Tim and Lee (Jake Johnson and Rosemarie DeWitt) are a complacent married couple with a small child. They’re housesitting for a family with a home that’s bigger than anything their schoolteacher and yoga instructor salaries could afford. When Tim finds a revolver and a bone in the backyard, he wants to keep digging. He may have stumbled upon the ingredients for a homespun Agatha Christie. The LAPD shrugs off his concern and so does Lee, who is preoccupied by a book called Passionate Marriage, also what’s conspicuously lacking in her life. An ordinary sense of torpor sets in, and Lee takes off to visit her family and have some quality alone time. Tim stays at the house to do the taxes, which inevitably means partying, drinking and digging.

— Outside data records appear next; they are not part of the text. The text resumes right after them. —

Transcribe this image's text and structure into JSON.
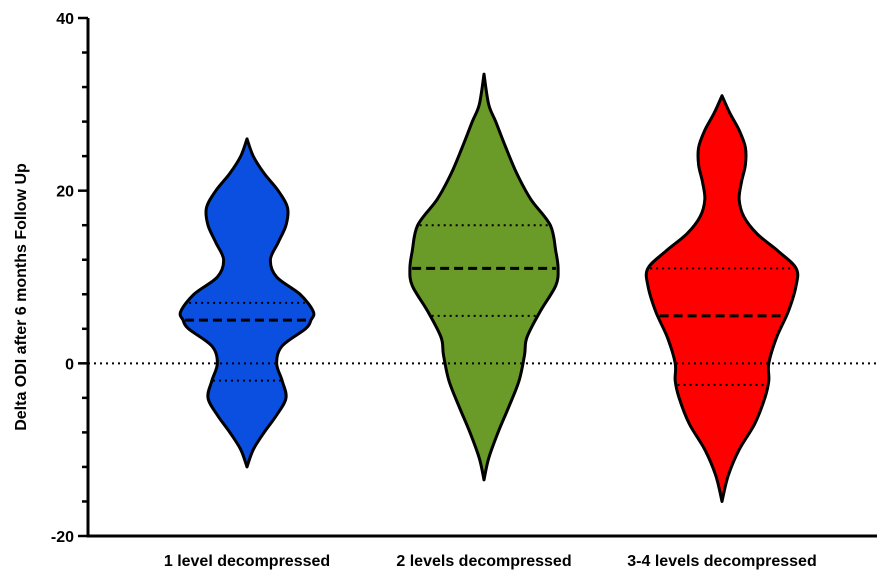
{
  "chart_data": {
    "type": "violin",
    "title": "",
    "xlabel": "",
    "ylabel": "Delta ODI after 6 months Follow Up",
    "ylim": [
      -20,
      40
    ],
    "yticks": [
      -20,
      0,
      20,
      40
    ],
    "reference_line": 0,
    "grid": false,
    "legend": "none",
    "categories": [
      "1 level decompressed",
      "2 levels decompressed",
      "3-4 levels decompressed"
    ],
    "series": [
      {
        "fill": "#0b4fe0",
        "min": -12,
        "max": 26,
        "median": 5,
        "q1": -2,
        "q3": 7,
        "density": [
          [
            -12,
            0.0
          ],
          [
            -10,
            0.08
          ],
          [
            -8,
            0.22
          ],
          [
            -6,
            0.38
          ],
          [
            -4,
            0.5
          ],
          [
            -2,
            0.45
          ],
          [
            0,
            0.38
          ],
          [
            2,
            0.45
          ],
          [
            4,
            0.75
          ],
          [
            5,
            0.82
          ],
          [
            6,
            0.85
          ],
          [
            8,
            0.68
          ],
          [
            10,
            0.38
          ],
          [
            12,
            0.3
          ],
          [
            14,
            0.4
          ],
          [
            16,
            0.5
          ],
          [
            18,
            0.52
          ],
          [
            20,
            0.4
          ],
          [
            22,
            0.22
          ],
          [
            24,
            0.08
          ],
          [
            26,
            0.0
          ]
        ]
      },
      {
        "fill": "#6a9a27",
        "min": -13.5,
        "max": 33.5,
        "median": 11,
        "q1": 5.5,
        "q3": 16,
        "density": [
          [
            -13.5,
            0.0
          ],
          [
            -11,
            0.06
          ],
          [
            -8,
            0.18
          ],
          [
            -5,
            0.32
          ],
          [
            -2,
            0.45
          ],
          [
            1,
            0.52
          ],
          [
            3,
            0.55
          ],
          [
            6,
            0.72
          ],
          [
            9,
            0.92
          ],
          [
            11,
            0.95
          ],
          [
            13,
            0.92
          ],
          [
            16,
            0.85
          ],
          [
            19,
            0.6
          ],
          [
            22,
            0.42
          ],
          [
            25,
            0.28
          ],
          [
            28,
            0.15
          ],
          [
            30,
            0.06
          ],
          [
            33.5,
            0.0
          ]
        ]
      },
      {
        "fill": "#ff0000",
        "min": -16,
        "max": 31,
        "median": 5.5,
        "q1": -2.5,
        "q3": 11,
        "density": [
          [
            -16,
            0.0
          ],
          [
            -13,
            0.08
          ],
          [
            -10,
            0.22
          ],
          [
            -7,
            0.42
          ],
          [
            -4,
            0.55
          ],
          [
            -2,
            0.6
          ],
          [
            0,
            0.6
          ],
          [
            3,
            0.7
          ],
          [
            6,
            0.85
          ],
          [
            9,
            0.95
          ],
          [
            11,
            0.95
          ],
          [
            13,
            0.72
          ],
          [
            15,
            0.45
          ],
          [
            17,
            0.28
          ],
          [
            19,
            0.22
          ],
          [
            21,
            0.25
          ],
          [
            23,
            0.3
          ],
          [
            25,
            0.3
          ],
          [
            27,
            0.22
          ],
          [
            29,
            0.1
          ],
          [
            31,
            0.0
          ]
        ]
      }
    ]
  }
}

Tim’s friends show up, and they look suspiciously like Swanberg’s personal clique of Hollywood cool kids. There’s a coke-sniffing Sam Rockwell, a skinny-dipping Chris Messina and the conscientious teddy bear, Mike Birbiglia. Girls show up too (Anna Kendrick and Brie Larson), but they’re mostly there to look cute. Against Lee’s wishes, Tim digs through the night, and what started as a minor source of intrigue turns into a symbol for whatever magic his marriage is missing. One of the girls (Larson) pitches in to help, and their relationship teeters on the edge of acceptability.
At its best, Digging for Fire probes the fragile core of 21st century coupling, asking whether freedom and individuality can coexist with a shared bed and a baby to feed. While Tim literally digs for something more, Lee visits friends and relatives who raise the question: “Is [love] getting what you want or giving somebody what they want?” When she crosses paths with a handsome stranger (Orlando Bloom), the film hits its stride. Maybe Lee and Tim aren’t destined for the lives they thought.

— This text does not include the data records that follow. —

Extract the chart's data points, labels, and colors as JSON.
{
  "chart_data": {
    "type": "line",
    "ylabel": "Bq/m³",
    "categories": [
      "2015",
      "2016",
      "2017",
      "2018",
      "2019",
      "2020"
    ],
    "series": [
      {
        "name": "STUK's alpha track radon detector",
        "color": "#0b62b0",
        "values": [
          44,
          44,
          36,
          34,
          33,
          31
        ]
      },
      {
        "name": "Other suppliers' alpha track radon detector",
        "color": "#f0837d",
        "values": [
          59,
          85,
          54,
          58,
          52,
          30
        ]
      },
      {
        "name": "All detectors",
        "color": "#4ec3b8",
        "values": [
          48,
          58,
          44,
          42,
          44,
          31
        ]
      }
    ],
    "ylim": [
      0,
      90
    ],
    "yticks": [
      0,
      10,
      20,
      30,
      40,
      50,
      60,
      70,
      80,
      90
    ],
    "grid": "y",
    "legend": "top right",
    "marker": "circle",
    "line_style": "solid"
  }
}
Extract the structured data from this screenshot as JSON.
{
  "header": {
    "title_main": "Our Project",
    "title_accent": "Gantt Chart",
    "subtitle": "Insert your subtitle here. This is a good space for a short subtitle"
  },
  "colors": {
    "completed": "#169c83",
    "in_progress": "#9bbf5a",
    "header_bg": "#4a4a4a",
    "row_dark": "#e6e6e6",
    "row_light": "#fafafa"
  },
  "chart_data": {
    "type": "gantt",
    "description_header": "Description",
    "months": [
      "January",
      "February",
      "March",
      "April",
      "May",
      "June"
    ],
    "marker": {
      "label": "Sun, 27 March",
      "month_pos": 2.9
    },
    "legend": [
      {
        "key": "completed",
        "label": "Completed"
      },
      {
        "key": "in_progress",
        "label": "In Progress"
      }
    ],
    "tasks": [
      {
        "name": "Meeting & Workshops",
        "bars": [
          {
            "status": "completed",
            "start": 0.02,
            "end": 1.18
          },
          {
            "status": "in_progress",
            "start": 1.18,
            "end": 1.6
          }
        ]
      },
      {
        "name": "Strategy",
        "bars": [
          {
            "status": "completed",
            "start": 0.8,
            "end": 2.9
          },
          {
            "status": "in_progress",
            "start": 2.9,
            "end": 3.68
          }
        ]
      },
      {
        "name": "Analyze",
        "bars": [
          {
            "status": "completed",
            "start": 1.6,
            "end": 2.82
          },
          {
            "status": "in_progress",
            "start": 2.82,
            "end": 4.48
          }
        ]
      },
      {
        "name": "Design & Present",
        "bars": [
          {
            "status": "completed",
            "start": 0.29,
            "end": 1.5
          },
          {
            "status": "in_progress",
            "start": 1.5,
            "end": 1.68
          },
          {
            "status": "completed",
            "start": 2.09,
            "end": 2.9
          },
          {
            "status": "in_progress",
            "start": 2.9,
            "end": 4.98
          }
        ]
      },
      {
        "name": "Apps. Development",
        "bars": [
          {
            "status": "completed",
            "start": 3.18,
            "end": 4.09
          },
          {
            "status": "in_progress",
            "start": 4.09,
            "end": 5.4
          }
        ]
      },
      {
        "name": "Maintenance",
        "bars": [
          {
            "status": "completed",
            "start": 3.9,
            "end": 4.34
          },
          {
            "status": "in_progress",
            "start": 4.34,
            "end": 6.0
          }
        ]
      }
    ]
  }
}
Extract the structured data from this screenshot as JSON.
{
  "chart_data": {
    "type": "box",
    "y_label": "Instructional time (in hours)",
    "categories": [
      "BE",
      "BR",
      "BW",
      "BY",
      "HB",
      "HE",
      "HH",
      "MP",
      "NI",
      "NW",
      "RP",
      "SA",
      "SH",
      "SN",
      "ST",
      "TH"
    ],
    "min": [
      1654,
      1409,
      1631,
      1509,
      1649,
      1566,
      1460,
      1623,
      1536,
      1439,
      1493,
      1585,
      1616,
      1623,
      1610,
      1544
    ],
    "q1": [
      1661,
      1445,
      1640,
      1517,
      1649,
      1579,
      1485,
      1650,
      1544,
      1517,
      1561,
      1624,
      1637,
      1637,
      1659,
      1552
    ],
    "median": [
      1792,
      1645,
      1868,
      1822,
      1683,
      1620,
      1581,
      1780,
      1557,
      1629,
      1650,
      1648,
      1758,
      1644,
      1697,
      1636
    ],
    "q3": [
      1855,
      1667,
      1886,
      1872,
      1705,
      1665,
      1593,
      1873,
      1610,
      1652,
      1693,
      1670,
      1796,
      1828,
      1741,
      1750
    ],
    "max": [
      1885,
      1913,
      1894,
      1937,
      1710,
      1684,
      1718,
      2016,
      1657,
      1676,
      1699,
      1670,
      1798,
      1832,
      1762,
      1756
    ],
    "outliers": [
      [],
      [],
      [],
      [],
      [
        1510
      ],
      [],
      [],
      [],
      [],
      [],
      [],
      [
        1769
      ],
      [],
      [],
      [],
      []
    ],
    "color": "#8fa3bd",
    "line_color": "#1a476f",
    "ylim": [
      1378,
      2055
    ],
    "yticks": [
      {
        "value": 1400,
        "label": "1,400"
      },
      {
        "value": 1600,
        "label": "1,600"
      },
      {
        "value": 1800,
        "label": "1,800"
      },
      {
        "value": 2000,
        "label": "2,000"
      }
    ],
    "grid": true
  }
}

Digging for Fire reflects a new stage of Swanberg’s maturity as a filmmaker. He’s teamed up with seasoned cinematographer Ben Richardson (Beasts of the Southern Wild), a talented composer (Dan Romer) and has a stellar cast at his disposal. Now that he’s reached a certain level of success, his characters have too. Like Swanberg, his subjects are getting older, and they’re not the people they used to be. Instead of scraping by in a shabby Chicago apartment (Hannah Takes the Stairs, Drinking Buddies), they have a home, full-time jobs and a child to care for. As soon as the film reaches its climax, with a subterranean discovery and an illicit kiss or two, it falls back on its safe, heteronormative heels. Swanberg evidently supports the notion that some things are better left buried in the yard. It’s too bad; I would’ve kept digging.